Here’s the truth: once someone knows the lines not to be crossed, all they have to do is pretend not to cross them; just like the knee-jerk reaction we all have when we see a cop car next to us on the road, our best behaviour immediately turns on and we try to look as polished, awake and focused as possible. We become the best driver in a split second, the kind that is so good they could park a car with their eyes closed, but once the cops are out of sight, we become our truest selves; road rage, middle-fingers and unfiltered words rolling out the windows and speeding like one chasing the light.

I feel like the internet is fast becoming exactly like that; we are policing how people think, how they talk, what they do and in many cases what they should think. The main problem is we aren’t doing any of it with the intent to try to understand why someone may think in a certain way, but we do it because we have convinced ourselves that we know better and therefore, any idea that doesn’t align with ours gets instantly shunned and cast to the side.

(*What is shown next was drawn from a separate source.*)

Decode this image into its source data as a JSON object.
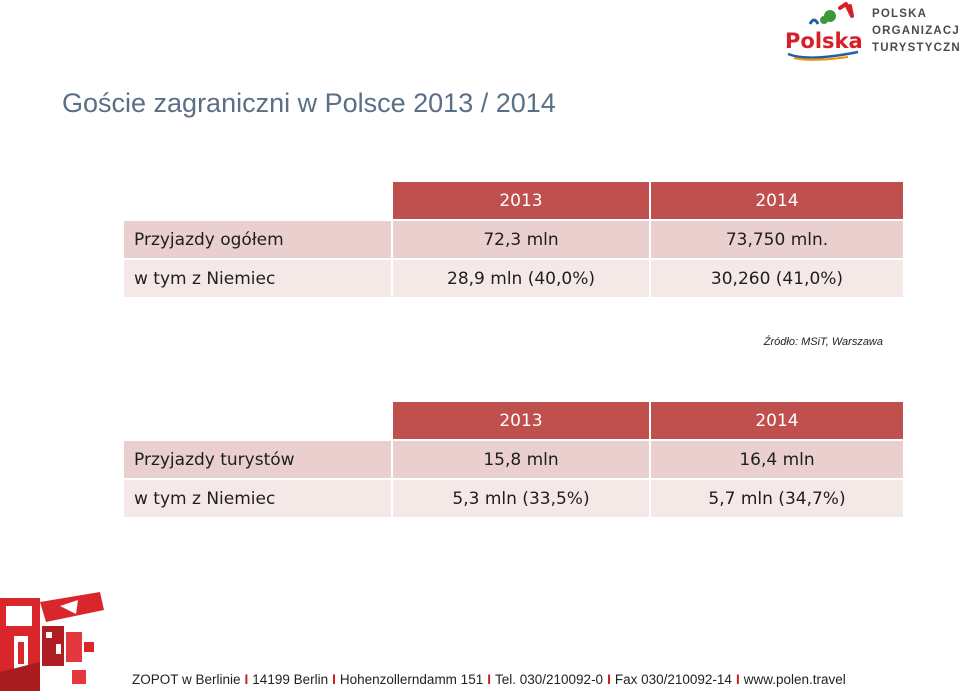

I honestly want to hear every opinion because at least then I know exactly what I’m getting from people. It’s their right to say it just like it’s my right to get offended, but rather than dismissing it as ignorant or just plain stupid, I think there should be space for debate and eventually, space to agree to disagree and keep it pushing.

Of course, I’m aware that cancel culture has had its positives too, as it has pushed change forward especially when it comes to certain industries and forcing brands to become more inclusive, but to me, that is where that sort of activism starts and ends.

Rachy Lewis posing
Rachy Lewis sat on sofa posing

We should be able to sit next to someone on the bus, whose views on things drive you mad without feeling the need to rip them apart. We should be able to hear ‘controversial’ opinions without feeling the need to call for someone’s firing. We should be able to take offence without wanting the thing that offended us to be banned or removed from our eyeline because, the truth is, although we may not see it, there is no guarantee that it’s not hiding in plain sight.
It’s almost as if we can no longer shake our heads in disagreement, but we now have to take it a step further and tear up everything that has the potential to be polarising or affronting.
Our actions and words often are a result of the life we’ve been dealt and likewise, the things we deem to be outrageous. No one is one-dimensional, and as Obama stated, even people who do good things have flaws.

The question we need to ask ourselves is do we really want to live in a society void of confrontation? Do we want to live amongst people we really do not know because they are too afraid of the judgement that would come from speaking their truth?
I think cancel culture can make us intolerant of the things that are everything we aren’t causing us to forget that in the end we all look alike and sometimes you see more clearly when you let the rose-coloured bubble pop.